LeetCode解题报告（450）-- 1180. Count Substrings with Only One Distinct Letter

Problem

Given a string s, return the number of substrings that have only one distinct letter.

Example 1:

Input: s = "aaaba"
Output: 8
Explanation: The substrings with one distinct letter are "aaa", "aa", "a", "b".
"aaa" occurs 1 time.
"aa" occurs 2 times.
"a" occurs 4 times.
"b" occurs 1 time.
So the answer is 1 + 2 + 4 + 1 = 8.

Example 2:

1 2	Input: s = "aaaaaaaaaa" Output: 55

Constraints:

1 <= s.length <= 1000
s[i] consists of only lowercase English letters.

Analysis

这道题目是easy，暴力可以求解，但是这里我想讨论dp的做法。对于substring的dp，这题是一道很好的入门题，substring的dp一般会把状态方程dp[i]定义为以i结尾的子串。这里题目的要求是字串中只能有一个字符，那么我们只需要和前一个i - 1比就可以了。

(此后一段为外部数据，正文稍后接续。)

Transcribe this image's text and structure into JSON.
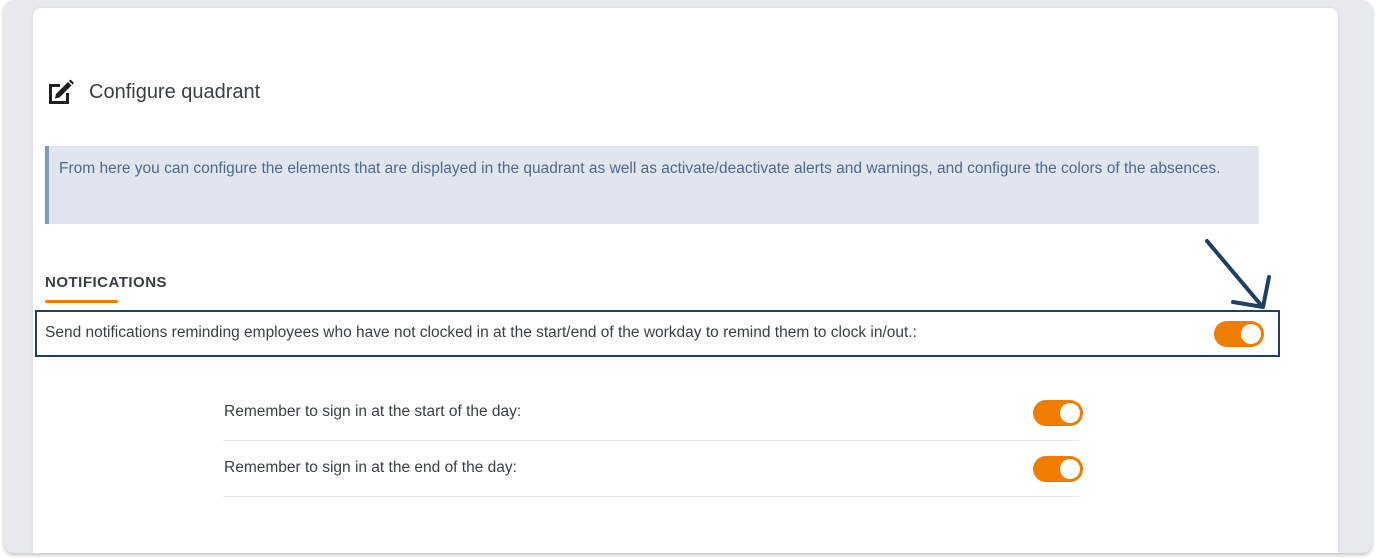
{
  "page": {
    "title": "Configure quadrant",
    "title_icon": "edit-icon",
    "info_text": "From here you can configure the elements that are displayed in the quadrant as well as activate/deactivate alerts and warnings, and configure the colors of the absences."
  },
  "notifications": {
    "section_title": "NOTIFICATIONS",
    "main_setting": {
      "label": "Send notifications reminding employees who have not clocked in at the start/end of the workday to remind them to clock in/out.:",
      "enabled": true
    },
    "sub_settings": [
      {
        "label": "Remember to sign in at the start of the day:",
        "enabled": true
      },
      {
        "label": "Remember to sign in at the end of the day:",
        "enabled": true
      }
    ]
  },
  "colors": {
    "accent": "#f07d00",
    "highlight_border": "#213f5f",
    "info_background": "#e1e5ee",
    "info_border": "#7f9bbd",
    "info_text": "#4a6a91",
    "annotation_arrow": "#213f5f"
  },
  "annotation": {
    "icon": "arrow-down-right-icon"
  }
}
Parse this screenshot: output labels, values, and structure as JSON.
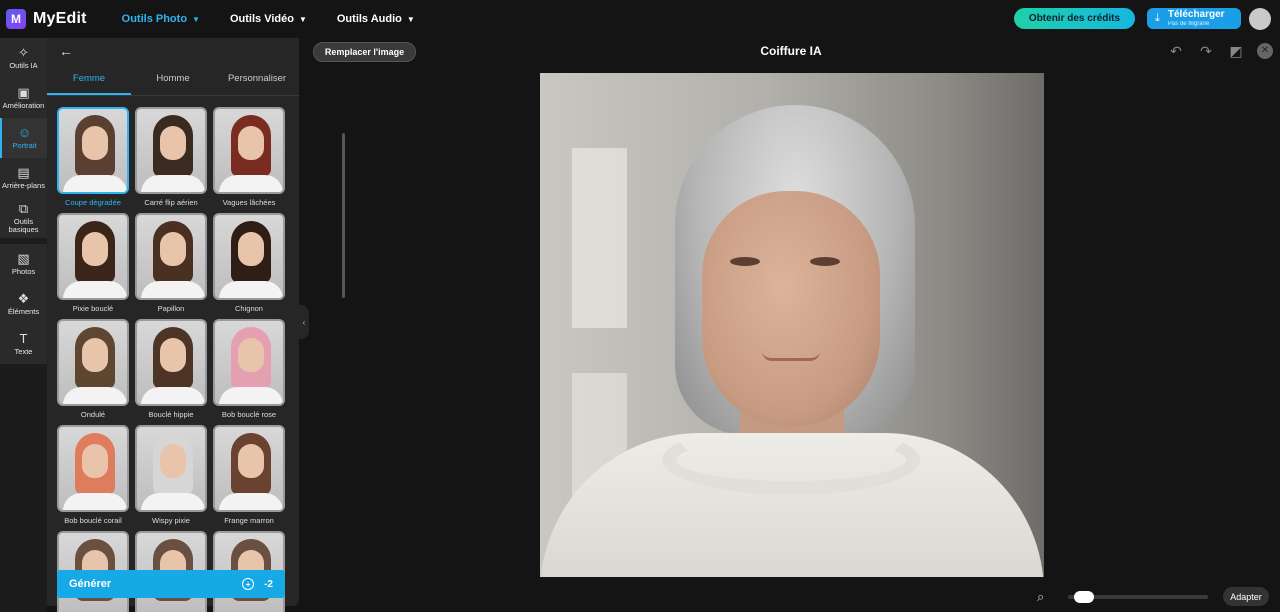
{
  "app": {
    "logo_letter": "M",
    "name": "MyEdit"
  },
  "nav": [
    {
      "label": "Outils Photo",
      "active": true
    },
    {
      "label": "Outils Vidéo",
      "active": false
    },
    {
      "label": "Outils Audio",
      "active": false
    }
  ],
  "header": {
    "credits_label": "Obtenir des crédits",
    "download_label": "Télécharger",
    "download_sublabel": "Pas de filigrane"
  },
  "rail": [
    {
      "label": "Outils IA",
      "icon": "magic-wand-icon"
    },
    {
      "label": "Amélioration",
      "icon": "enhance-icon"
    },
    {
      "label": "Portrait",
      "icon": "portrait-icon",
      "active": true
    },
    {
      "label": "Arrière-plans",
      "icon": "background-icon"
    },
    {
      "label": "Outils basiques",
      "icon": "crop-icon"
    },
    {
      "label": "Photos",
      "icon": "photos-icon"
    },
    {
      "label": "Éléments",
      "icon": "elements-icon"
    },
    {
      "label": "Texte",
      "icon": "text-icon"
    }
  ],
  "panel": {
    "tabs": [
      "Femme",
      "Homme",
      "Personnaliser"
    ],
    "active_tab": 0,
    "styles": [
      {
        "label": "Coupe dégradée",
        "hair": "#5a4030",
        "selected": true
      },
      {
        "label": "Carré flip aérien",
        "hair": "#3a2a20"
      },
      {
        "label": "Vagues lâchées",
        "hair": "#7a2c22"
      },
      {
        "label": "Pixie bouclé",
        "hair": "#3b2418"
      },
      {
        "label": "Papillon",
        "hair": "#4a3020"
      },
      {
        "label": "Chignon",
        "hair": "#2e1e16"
      },
      {
        "label": "Ondulé",
        "hair": "#5e4630"
      },
      {
        "label": "Bouclé hippie",
        "hair": "#4e3426"
      },
      {
        "label": "Bob bouclé rose",
        "hair": "#e4a0b0"
      },
      {
        "label": "Bob bouclé corail",
        "hair": "#e07c5e"
      },
      {
        "label": "Wispy pixie",
        "hair": "#d6d6d6"
      },
      {
        "label": "Frange marron",
        "hair": "#6a4230"
      }
    ],
    "generate_label": "Générer",
    "generate_cost": "-2"
  },
  "canvas": {
    "replace_label": "Remplacer l'image",
    "title": "Coiffure IA",
    "fit_label": "Adapter",
    "zoom_level": 0.05
  }
}
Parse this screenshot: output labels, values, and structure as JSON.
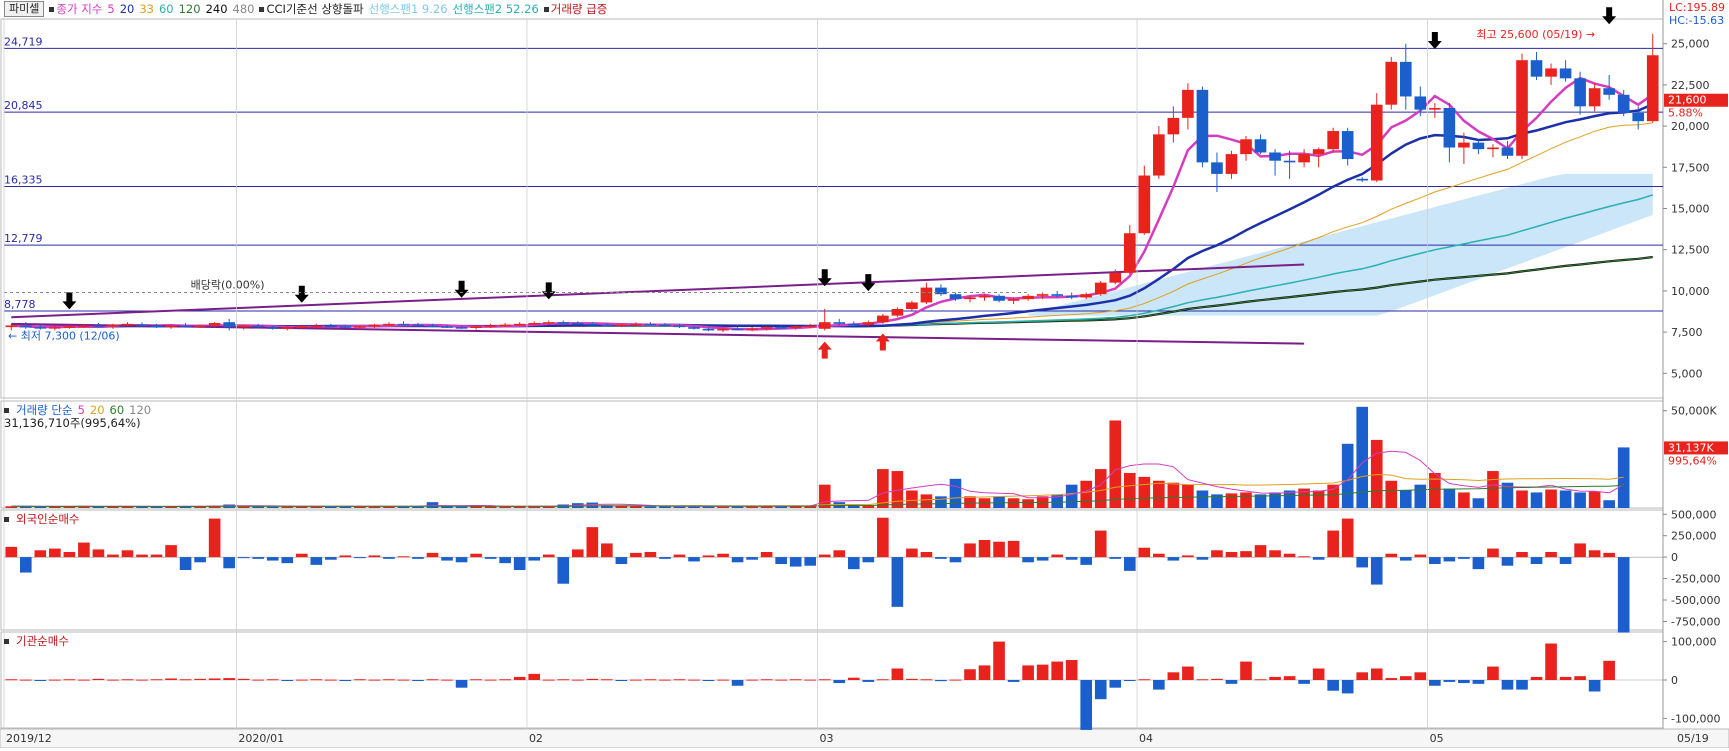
{
  "legend": {
    "stock_tag": "파미셀",
    "price_label": "종가 지수",
    "ma_periods": [
      "5",
      "20",
      "33",
      "60",
      "120",
      "240",
      "480"
    ],
    "ma_colors": [
      "#d63cc0",
      "#1b2fa8",
      "#e0a020",
      "#2ab0b0",
      "#2f7a2f",
      "#111111",
      "#888888"
    ],
    "cci_label": "CCI기준선 상향돌파",
    "span1_label": "선행스팬1 9.26",
    "span2_label": "선행스팬2 52.26",
    "vol_surge_label": "거래량 급증"
  },
  "price_info": {
    "lc": "LC:195.89",
    "hc": "HC:-15.63"
  },
  "colors": {
    "up": "#e8231e",
    "down": "#1a5fcc",
    "hline": "#2a2aa8",
    "span": "#8cc8f0",
    "conv": "#5fc8e0",
    "purple": "#7a1e8a"
  },
  "chart_data": [
    {
      "type": "candlestick",
      "pane": "price",
      "ylim": [
        3500,
        26500
      ],
      "yticks": [
        "25,000",
        "22,500",
        "20,000",
        "17,500",
        "15,000",
        "12,500",
        "10,000",
        "7,500",
        "5,000"
      ],
      "ytick_values": [
        25000,
        22500,
        20000,
        17500,
        15000,
        12500,
        10000,
        7500,
        5000
      ],
      "hlines": [
        {
          "label": "24,719",
          "value": 24719
        },
        {
          "label": "20,845",
          "value": 20845
        },
        {
          "label": "16,335",
          "value": 16335
        },
        {
          "label": "12,779",
          "value": 12779
        },
        {
          "label": "8,778",
          "value": 8778
        }
      ],
      "current_price": {
        "label": "21,600",
        "value": 21600,
        "pct": "5.88%"
      },
      "annotations": {
        "high": "최고 25,600 (05/19)",
        "low": "최저 7,300 (12/06)",
        "dividend": "배당락(0.00%)"
      },
      "x_labels": [
        {
          "label": "2019/12",
          "i": 0
        },
        {
          "label": "2020/01",
          "i": 16
        },
        {
          "label": "02",
          "i": 36
        },
        {
          "label": "03",
          "i": 56
        },
        {
          "label": "04",
          "i": 78
        },
        {
          "label": "05",
          "i": 98
        },
        {
          "label": "05/19",
          "i": 109
        }
      ],
      "candles": [
        [
          7800,
          8000,
          7600,
          7900
        ],
        [
          7900,
          8100,
          7700,
          7800
        ],
        [
          7800,
          7950,
          7650,
          7750
        ],
        [
          7750,
          7900,
          7600,
          7800
        ],
        [
          7800,
          7950,
          7700,
          7850
        ],
        [
          7850,
          8000,
          7750,
          7900
        ],
        [
          7900,
          8050,
          7800,
          7850
        ],
        [
          7850,
          8000,
          7700,
          7950
        ],
        [
          7950,
          8100,
          7850,
          8000
        ],
        [
          7950,
          8100,
          7800,
          7900
        ],
        [
          7900,
          8000,
          7750,
          7800
        ],
        [
          7800,
          7950,
          7700,
          7900
        ],
        [
          7900,
          8050,
          7800,
          7850
        ],
        [
          7850,
          7950,
          7750,
          7900
        ],
        [
          7900,
          8100,
          7800,
          8050
        ],
        [
          8100,
          8300,
          7600,
          7800
        ],
        [
          7800,
          7950,
          7650,
          7900
        ],
        [
          7900,
          8000,
          7750,
          7800
        ],
        [
          7800,
          7900,
          7650,
          7700
        ],
        [
          7700,
          7850,
          7600,
          7800
        ],
        [
          7800,
          7950,
          7700,
          7850
        ],
        [
          7850,
          8000,
          7750,
          7900
        ],
        [
          7900,
          8000,
          7800,
          7850
        ],
        [
          7850,
          7950,
          7750,
          7800
        ],
        [
          7800,
          7900,
          7700,
          7850
        ],
        [
          7850,
          8000,
          7750,
          7950
        ],
        [
          7950,
          8100,
          7850,
          8000
        ],
        [
          8000,
          8150,
          7900,
          7950
        ],
        [
          7950,
          8050,
          7850,
          7900
        ],
        [
          7900,
          8000,
          7800,
          7850
        ],
        [
          7850,
          7950,
          7750,
          7800
        ],
        [
          7800,
          7900,
          7700,
          7750
        ],
        [
          7750,
          7900,
          7650,
          7850
        ],
        [
          7850,
          8000,
          7750,
          7900
        ],
        [
          7900,
          8050,
          7800,
          7950
        ],
        [
          7950,
          8100,
          7850,
          8000
        ],
        [
          8000,
          8150,
          7900,
          8050
        ],
        [
          8050,
          8200,
          7950,
          8100
        ],
        [
          8100,
          8200,
          8000,
          8050
        ],
        [
          8050,
          8150,
          7950,
          8000
        ],
        [
          8000,
          8100,
          7900,
          7950
        ],
        [
          7950,
          8050,
          7850,
          7900
        ],
        [
          7900,
          8000,
          7800,
          7950
        ],
        [
          7950,
          8100,
          7850,
          8000
        ],
        [
          8000,
          8100,
          7900,
          7950
        ],
        [
          7950,
          8050,
          7850,
          7900
        ],
        [
          7900,
          8000,
          7750,
          7800
        ],
        [
          7800,
          7900,
          7650,
          7700
        ],
        [
          7700,
          7800,
          7550,
          7600
        ],
        [
          7600,
          7750,
          7500,
          7700
        ],
        [
          7700,
          7800,
          7600,
          7650
        ],
        [
          7650,
          7800,
          7550,
          7700
        ],
        [
          7700,
          7850,
          7600,
          7800
        ],
        [
          7800,
          7900,
          7700,
          7750
        ],
        [
          7750,
          7900,
          7650,
          7850
        ],
        [
          7850,
          8000,
          7750,
          7900
        ],
        [
          7700,
          8900,
          7600,
          8100
        ],
        [
          8100,
          8300,
          7900,
          8000
        ],
        [
          8000,
          8150,
          7850,
          7950
        ],
        [
          7950,
          8200,
          7850,
          8100
        ],
        [
          8100,
          8600,
          8000,
          8500
        ],
        [
          8500,
          9000,
          8400,
          8900
        ],
        [
          8900,
          9400,
          8800,
          9300
        ],
        [
          9300,
          10500,
          9200,
          10200
        ],
        [
          10200,
          10400,
          9700,
          9800
        ],
        [
          9800,
          9900,
          9400,
          9500
        ],
        [
          9500,
          9700,
          9300,
          9600
        ],
        [
          9600,
          9800,
          9400,
          9700
        ],
        [
          9700,
          9800,
          9300,
          9400
        ],
        [
          9400,
          9600,
          9200,
          9500
        ],
        [
          9500,
          9800,
          9400,
          9700
        ],
        [
          9700,
          9900,
          9500,
          9800
        ],
        [
          9800,
          10000,
          9600,
          9700
        ],
        [
          9700,
          9900,
          9500,
          9600
        ],
        [
          9600,
          9900,
          9500,
          9800
        ],
        [
          9800,
          10600,
          9700,
          10500
        ],
        [
          10500,
          11300,
          10400,
          11100
        ],
        [
          11100,
          14000,
          11000,
          13500
        ],
        [
          13500,
          17600,
          13400,
          17000
        ],
        [
          17000,
          20000,
          16800,
          19500
        ],
        [
          19500,
          21200,
          19000,
          20500
        ],
        [
          20500,
          22600,
          19800,
          22200
        ],
        [
          22200,
          22400,
          17500,
          17800
        ],
        [
          17800,
          18400,
          16000,
          17100
        ],
        [
          17100,
          18500,
          16800,
          18300
        ],
        [
          18300,
          19400,
          17900,
          19200
        ],
        [
          19200,
          19500,
          18300,
          18400
        ],
        [
          18400,
          18600,
          17000,
          17900
        ],
        [
          17900,
          18500,
          16800,
          17800
        ],
        [
          17800,
          18600,
          17500,
          18300
        ],
        [
          18300,
          18700,
          17500,
          18600
        ],
        [
          18600,
          19900,
          18400,
          19700
        ],
        [
          19700,
          19900,
          17600,
          18000
        ],
        [
          16800,
          16900,
          16600,
          16700
        ],
        [
          16700,
          22000,
          16600,
          21300
        ],
        [
          21300,
          24200,
          21000,
          23900
        ],
        [
          23900,
          25000,
          21000,
          21800
        ],
        [
          21800,
          22400,
          20600,
          21000
        ],
        [
          21000,
          21400,
          20500,
          21100
        ],
        [
          21100,
          21400,
          17800,
          18700
        ],
        [
          18700,
          19600,
          17700,
          19000
        ],
        [
          19000,
          19200,
          18300,
          18600
        ],
        [
          18600,
          18900,
          18100,
          18700
        ],
        [
          18700,
          19100,
          18000,
          18200
        ],
        [
          18200,
          24400,
          18000,
          24000
        ],
        [
          24000,
          24500,
          22800,
          23000
        ],
        [
          23000,
          23800,
          22500,
          23500
        ],
        [
          23500,
          24000,
          22700,
          22900
        ],
        [
          22900,
          23300,
          20700,
          21200
        ],
        [
          21200,
          22600,
          20900,
          22300
        ],
        [
          22300,
          23100,
          21600,
          21900
        ],
        [
          21900,
          22200,
          20600,
          20800
        ],
        [
          20800,
          21200,
          19800,
          20300
        ],
        [
          20300,
          25600,
          20200,
          24300
        ]
      ]
    },
    {
      "type": "bar",
      "pane": "volume",
      "title": "거래량 단순",
      "ma_periods": [
        "5",
        "20",
        "60",
        "120"
      ],
      "ma_colors": [
        "#d63cc0",
        "#e0a020",
        "#2f7a2f",
        "#888888"
      ],
      "summary": "31,136,710주(995,64%)",
      "ylim": [
        0,
        55000
      ],
      "yticks": [
        "50,000K"
      ],
      "ytick_values": [
        50000
      ],
      "current": {
        "label": "31,137K",
        "pct": "995,64%",
        "value": 31137
      },
      "values": [
        900,
        800,
        700,
        800,
        900,
        1000,
        800,
        700,
        900,
        800,
        700,
        800,
        900,
        1000,
        1200,
        1800,
        900,
        800,
        700,
        800,
        900,
        800,
        700,
        800,
        900,
        1000,
        800,
        700,
        900,
        3000,
        800,
        700,
        900,
        800,
        700,
        800,
        900,
        1000,
        1800,
        2500,
        2800,
        1500,
        900,
        800,
        700,
        800,
        900,
        1000,
        800,
        700,
        900,
        800,
        1200,
        900,
        1000,
        1100,
        12000,
        3000,
        2000,
        1500,
        20000,
        19000,
        9000,
        7000,
        6000,
        15000,
        6000,
        5000,
        6000,
        5000,
        4500,
        6000,
        7000,
        12000,
        14000,
        20000,
        45000,
        18000,
        16000,
        14000,
        13000,
        12000,
        9000,
        7000,
        7500,
        8000,
        7000,
        8000,
        9000,
        10000,
        9000,
        12000,
        33000,
        52000,
        35000,
        14000,
        9000,
        12000,
        18000,
        10000,
        8000,
        5000,
        19000,
        13000,
        9000,
        8000,
        9500,
        9000,
        8000,
        8500,
        4000,
        31137
      ]
    },
    {
      "type": "bar",
      "pane": "foreign",
      "title": "외국인순매수",
      "ylim": [
        -850000,
        550000
      ],
      "yticks": [
        "500,000",
        "250,000",
        "0",
        "-250,000",
        "-500,000",
        "-750,000"
      ],
      "ytick_values": [
        500000,
        250000,
        0,
        -250000,
        -500000,
        -750000
      ],
      "values": [
        120000,
        -180000,
        80000,
        100000,
        60000,
        170000,
        90000,
        30000,
        80000,
        30000,
        30000,
        140000,
        -150000,
        -60000,
        450000,
        -130000,
        -10000,
        -20000,
        -40000,
        -70000,
        40000,
        -90000,
        -30000,
        20000,
        -10000,
        20000,
        -20000,
        10000,
        -20000,
        50000,
        -40000,
        -60000,
        40000,
        -20000,
        -70000,
        -150000,
        -40000,
        30000,
        -310000,
        90000,
        350000,
        160000,
        -80000,
        50000,
        60000,
        -20000,
        30000,
        -50000,
        20000,
        40000,
        -60000,
        -30000,
        60000,
        -80000,
        -110000,
        -100000,
        30000,
        80000,
        -140000,
        -60000,
        460000,
        -580000,
        100000,
        60000,
        -20000,
        -60000,
        160000,
        200000,
        180000,
        190000,
        -60000,
        -40000,
        30000,
        -30000,
        -90000,
        310000,
        -20000,
        -160000,
        110000,
        40000,
        -40000,
        20000,
        -30000,
        80000,
        60000,
        70000,
        140000,
        80000,
        40000,
        10000,
        -30000,
        310000,
        450000,
        -120000,
        -320000,
        40000,
        -40000,
        30000,
        -80000,
        -50000,
        -20000,
        -140000,
        100000,
        -100000,
        60000,
        -80000,
        60000,
        -80000,
        160000,
        80000,
        50000,
        -880000
      ]
    },
    {
      "type": "bar",
      "pane": "institution",
      "title": "기관순매수",
      "ylim": [
        -125000,
        125000
      ],
      "yticks": [
        "100,000",
        "0",
        "-100,000"
      ],
      "ytick_values": [
        100000,
        0,
        -100000
      ],
      "values": [
        2000,
        1000,
        -1000,
        1000,
        2000,
        1000,
        3000,
        1000,
        2000,
        1000,
        2000,
        4000,
        2000,
        3000,
        4000,
        5000,
        3000,
        1000,
        2000,
        -2000,
        1000,
        2000,
        1000,
        -1000,
        2000,
        1000,
        2000,
        1000,
        -1000,
        2000,
        1000,
        -20000,
        2000,
        1000,
        2000,
        8000,
        16000,
        1000,
        2000,
        1000,
        3000,
        2000,
        -1000,
        1000,
        2000,
        1000,
        2000,
        1000,
        -2000,
        1000,
        -15000,
        1000,
        2000,
        1000,
        2000,
        1000,
        2000,
        -8000,
        6000,
        -5000,
        2000,
        30000,
        3000,
        2000,
        -3000,
        1000,
        28000,
        38000,
        100000,
        -5000,
        38000,
        40000,
        48000,
        52000,
        -130000,
        -50000,
        -20000,
        -2000,
        2000,
        -25000,
        20000,
        35000,
        2000,
        3000,
        -10000,
        48000,
        2000,
        8000,
        10000,
        -10000,
        30000,
        -28000,
        -35000,
        20000,
        30000,
        5000,
        10000,
        20000,
        -15000,
        -5000,
        -8000,
        -10000,
        35000,
        -25000,
        -25000,
        8000,
        95000,
        8000,
        10000,
        -30000,
        50000
      ]
    }
  ]
}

如果相同说明字符的种类没有增加，所以dp[i] = dp[i - 1] + 1，加的这个1是以i这个字符结尾的串，如果不同说明要重新来，所以就是1了（也可以把默认值都设置成1）。

Solution

无。

Code

class Solution {
public:
    int countLetters(string s) {
        int size = s.size();
        vector<int> dp(size, 1);
        int result = 1;
        for (int i = 1; i < size; ++i) {
            if (s[i] == s[i - 1]) {
                dp[i] = dp[i - 1] + 1;
            }
            result += dp[i];
        }
        return result;
    }
};

Summary

这道题目是substring dp的入门题，我觉得是值得记录的。这道题目的分享到这里，感谢你的支持！